One day, while they were huddled over their project, I took a phone call in my office. ‘Is that Mr Marshall?' a voice barked. I told the voice I'd get him. Billy picked up the phone and seemed to quiver. Fred Schepisi, he scribbles on my notepad. ‘Yes, Fred. No, Fred. Yes, Fred.' If Fred likes Billy's screenplay about Lasseter and the golden reef somewhere in central Australia, he's made.

‘It's a definite maybe,' says Billy afterwards, still quivering. I told him not to get too excited—in the seventies, Schepisi had a habit of taking novelists to lunch, intoxicating them with wine and promises, and nothing would happen. He did it to John Hooker, who arrived at our place so drunk he could barely stand. ‘Fred's going to do
Jacob's Season
,' he managed, before collapsing on the couch. And he did it to another novelist, who also collapsed on the couch. ‘Who was that?' asked Billy. ‘Me.'

Billy went back to his huddle, and a TV series did in fact emerge. It was called
Stringer
, about, inevitably, an alcoholic journalist who reeled from crisis to crisis and filed irregularly. With Agran's backing, a commercial channel picked it up. It made little impression—and, according to Billy, the English lead actor was ‘a pain in the ass', but it was made, a feat unheard of from three one-year screenwriting students.

Then Linda Agran had to go. In return for the hospitality she'd received, she gave the school the original
Minder
submission—the story outlines and the characters that George Cole and Denis Waterman would bring to life.
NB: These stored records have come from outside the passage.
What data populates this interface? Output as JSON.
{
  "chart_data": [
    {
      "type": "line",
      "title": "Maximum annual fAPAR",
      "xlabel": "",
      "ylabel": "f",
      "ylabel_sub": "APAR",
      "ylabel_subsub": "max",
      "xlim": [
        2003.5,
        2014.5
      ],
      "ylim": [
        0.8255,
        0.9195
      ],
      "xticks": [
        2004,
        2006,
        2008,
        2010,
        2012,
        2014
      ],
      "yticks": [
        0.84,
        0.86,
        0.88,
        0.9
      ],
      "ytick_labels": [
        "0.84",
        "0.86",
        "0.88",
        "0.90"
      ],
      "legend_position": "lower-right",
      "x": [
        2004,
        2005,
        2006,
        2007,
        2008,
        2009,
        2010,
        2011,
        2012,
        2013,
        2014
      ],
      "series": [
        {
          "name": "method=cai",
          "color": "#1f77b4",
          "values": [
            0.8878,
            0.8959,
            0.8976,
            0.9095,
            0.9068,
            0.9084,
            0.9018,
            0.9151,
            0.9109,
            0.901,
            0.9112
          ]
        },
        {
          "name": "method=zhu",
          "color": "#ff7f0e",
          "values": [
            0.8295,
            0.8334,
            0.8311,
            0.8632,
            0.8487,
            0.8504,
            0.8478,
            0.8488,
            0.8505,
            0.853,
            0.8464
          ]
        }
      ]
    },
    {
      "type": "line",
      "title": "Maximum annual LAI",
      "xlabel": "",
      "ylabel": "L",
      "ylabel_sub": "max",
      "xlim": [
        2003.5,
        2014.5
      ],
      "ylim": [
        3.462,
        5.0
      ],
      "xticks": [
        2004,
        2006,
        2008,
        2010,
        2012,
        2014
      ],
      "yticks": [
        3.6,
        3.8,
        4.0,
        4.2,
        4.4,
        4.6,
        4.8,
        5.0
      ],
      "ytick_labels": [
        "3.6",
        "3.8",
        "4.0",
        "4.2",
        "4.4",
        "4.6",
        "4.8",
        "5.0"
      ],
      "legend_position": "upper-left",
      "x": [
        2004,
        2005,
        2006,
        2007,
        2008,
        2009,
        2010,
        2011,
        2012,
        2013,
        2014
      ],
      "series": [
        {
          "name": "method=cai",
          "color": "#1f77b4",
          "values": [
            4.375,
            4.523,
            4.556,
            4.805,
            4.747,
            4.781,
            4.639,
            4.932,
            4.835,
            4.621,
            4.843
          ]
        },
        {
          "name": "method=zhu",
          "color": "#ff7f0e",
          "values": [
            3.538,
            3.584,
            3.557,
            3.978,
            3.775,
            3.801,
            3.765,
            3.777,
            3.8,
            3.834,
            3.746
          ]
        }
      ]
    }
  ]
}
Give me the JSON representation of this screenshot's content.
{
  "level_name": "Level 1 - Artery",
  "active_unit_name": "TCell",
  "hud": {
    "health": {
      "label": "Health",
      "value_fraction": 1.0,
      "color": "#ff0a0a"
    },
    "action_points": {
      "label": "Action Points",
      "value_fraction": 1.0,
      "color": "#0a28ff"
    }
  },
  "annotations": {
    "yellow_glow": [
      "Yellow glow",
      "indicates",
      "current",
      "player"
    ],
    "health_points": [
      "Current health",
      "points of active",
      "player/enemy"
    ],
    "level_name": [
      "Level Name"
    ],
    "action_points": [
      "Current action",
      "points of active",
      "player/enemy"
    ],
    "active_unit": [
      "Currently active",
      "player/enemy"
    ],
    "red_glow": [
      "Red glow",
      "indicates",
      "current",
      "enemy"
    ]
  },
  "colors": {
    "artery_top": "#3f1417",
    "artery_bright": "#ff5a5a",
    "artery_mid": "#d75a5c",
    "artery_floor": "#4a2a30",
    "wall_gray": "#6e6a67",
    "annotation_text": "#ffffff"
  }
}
For the school library, it was like
The Book of Kells
. Then she struggled into her tracksuit (‘Christ, I'm as fat as a goose') put on her sunglasses and flew away.

My time was running out too. After eighteen months of bluffing, I decided to take my incompetence elsewhere. I was getting older, and job opportunities diminishing. But before I risked the next step into the unknown, my CV suddenly improved. A man from Foreign Affairs with the oxymoronic name of Bruce le Compte rang to say I'd won the Canada/Australia Award.